グローバル・コモンズの保全に向けた東京大学と三菱ケミカルの共同研究について

国立大学法人東京大学(総長:五神 真、以下「東京大学」)と三菱ケミカル株式会社(社長:和賀 昌之、以下「三菱ケミカル」)は、グローバル・コモンズ(人類の持続的発展の共通基盤である地球環境システム)を守るための化学産業の役割に関する共同研究を2021年4月1日より開始することで合意いたしました。

我々は大きな地球環境危機に直面しています。この危機を乗り越え、我々が持続可能な未来を創っていくためには、経済社会の在り方や生活様式を大きく変えていく必要があります。こうした大きな変革に、素材産業である化学産業の果たすべき役割は極めて大きいと考えます。さらに、民間企業のみならず、中立的な立場にある大学がその知を結集して、ともに取り組んでいくことが重要であると考えます。今回の共同研究において、東京大学が2020年8月1日付で開設したグローバル・コモンズ・ センター(ダイレクター:石井 菜穂子)と三菱ケミカルは、持続可能な経済社会を築くための化学産業の役割について2年間の予定で研究いたします。

具体的には、プラネタリー・バウンダリーズ(Planetary Boundaries)の範囲内で活動するサステナブルな社会・経済の実現を目指して、化学産業自らの環境負荷低減に加えて、他の産業や消費者のために化学産業が果たすべき役割、解決すべき課題を検討し、ビジョンを描きます。特に生産・消費(サーキュラーエコノミー)、エネルギー、食料、都市などの主要経済システムの転換に対して化学産業が貢献できることを研究いたします。今回の研究の特長は、専門性を持つ外部の知も結集して取り組むことにより、欧州をはじめとする海外での最新の取り組みも参考にしながら、主要化学品の原料からリサイクル・廃棄までの定量的なモデルを構築・活用して、日本の化学産業の取るべき道筋を明らかにするところにあります。化学からのグローバル・コモンズ保全への貢献、そして社会・経済システム転換の道筋に関する今回の研究成果を東京大学や三菱ケミカル内にとどめることなく、変革を起こすために残された時間があと10年しかないと警告されている中で、サステナブルな社会・経済の実現加速のために社会へ広く共有、発信し、社会変革を駆動してまいります。

写真(左から):藤井輝夫東京大学次期総長、石井菜穂子ダイレクター、和賀昌之社長、五神真総長

*プラネタリー・バウンダリーズ(Planetary Boundaries): 地球環境システムを安定化させている9つのプロセス(気候変動、生物多様性、窒素・リン循環など)について、人類が持続的に発展していくために超えてはならない限界値を定義した。これを超えると大規模で不可逆的な環境変化をもたらすリスクが大きくなる。気候変動が危険領域にあるほか、生物多様性と窒素・リン循環は限界値を超えたとされている。
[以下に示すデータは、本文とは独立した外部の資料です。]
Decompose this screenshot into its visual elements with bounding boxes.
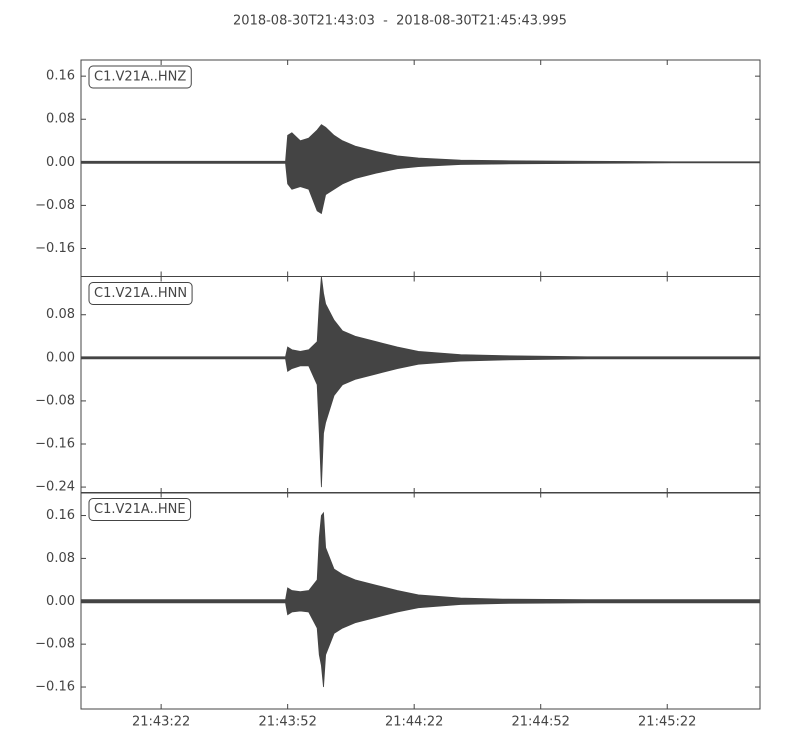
x-tick-label: 21:43:22 xyxy=(132,715,190,730)
y-tick-label: 0.00 xyxy=(46,155,75,170)
y-tick-label: 0.08 xyxy=(46,551,75,566)
x-tick-label: 21:43:52 xyxy=(258,715,316,730)
trace-label: C1.V21A..HNN xyxy=(94,286,187,301)
y-tick-label: 0.00 xyxy=(46,350,75,365)
y-tick-label: −0.16 xyxy=(35,241,75,256)
y-tick-label: −0.16 xyxy=(35,680,75,695)
waveform-envelope xyxy=(81,511,760,602)
y-tick-label: 0.16 xyxy=(46,508,75,523)
y-tick-label: −0.08 xyxy=(35,637,75,652)
y-tick-label: −0.08 xyxy=(35,393,75,408)
x-tick-label: 21:44:22 xyxy=(385,715,443,730)
waveform-envelope xyxy=(81,124,760,163)
waveform-envelope xyxy=(81,357,760,488)
trace-label-box xyxy=(88,282,193,305)
figure-title: 2018-08-30T21:43:03 - 2018-08-30T21:45:4… xyxy=(233,14,567,29)
x-tick-label: 21:44:52 xyxy=(512,715,570,730)
y-tick-label: 0.08 xyxy=(46,307,75,322)
trace-label: C1.V21A..HNZ xyxy=(94,70,186,85)
panel-frame xyxy=(80,59,761,277)
y-tick-label: 0.16 xyxy=(46,69,75,84)
waveform-envelope xyxy=(81,600,760,688)
trace-label-box xyxy=(88,498,192,521)
panel-frame xyxy=(80,276,761,494)
y-tick-label: −0.08 xyxy=(35,198,75,213)
y-tick-label: −0.16 xyxy=(35,436,75,451)
trace-label-box xyxy=(88,65,192,89)
panel-frame xyxy=(80,492,761,710)
y-tick-label: 0.08 xyxy=(46,112,75,127)
y-tick-label: −0.24 xyxy=(35,480,75,495)
trace-label: C1.V21A..HNE xyxy=(94,502,186,517)
waveform-envelope xyxy=(81,276,760,359)
y-tick-label: 0.00 xyxy=(46,594,75,609)
x-tick-label: 21:45:22 xyxy=(638,715,696,730)
waveform-envelope xyxy=(81,161,760,215)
Rockström et al.(2009). Planetary Boundaries: Exploring the Safe Operating Space for Humanity.
Ecology and Society, 14(2). https://doi.org/10.5751/ES-03180-140232
Steffen et al.(2015). Planetary boundaries: Guiding human development on a changing planet.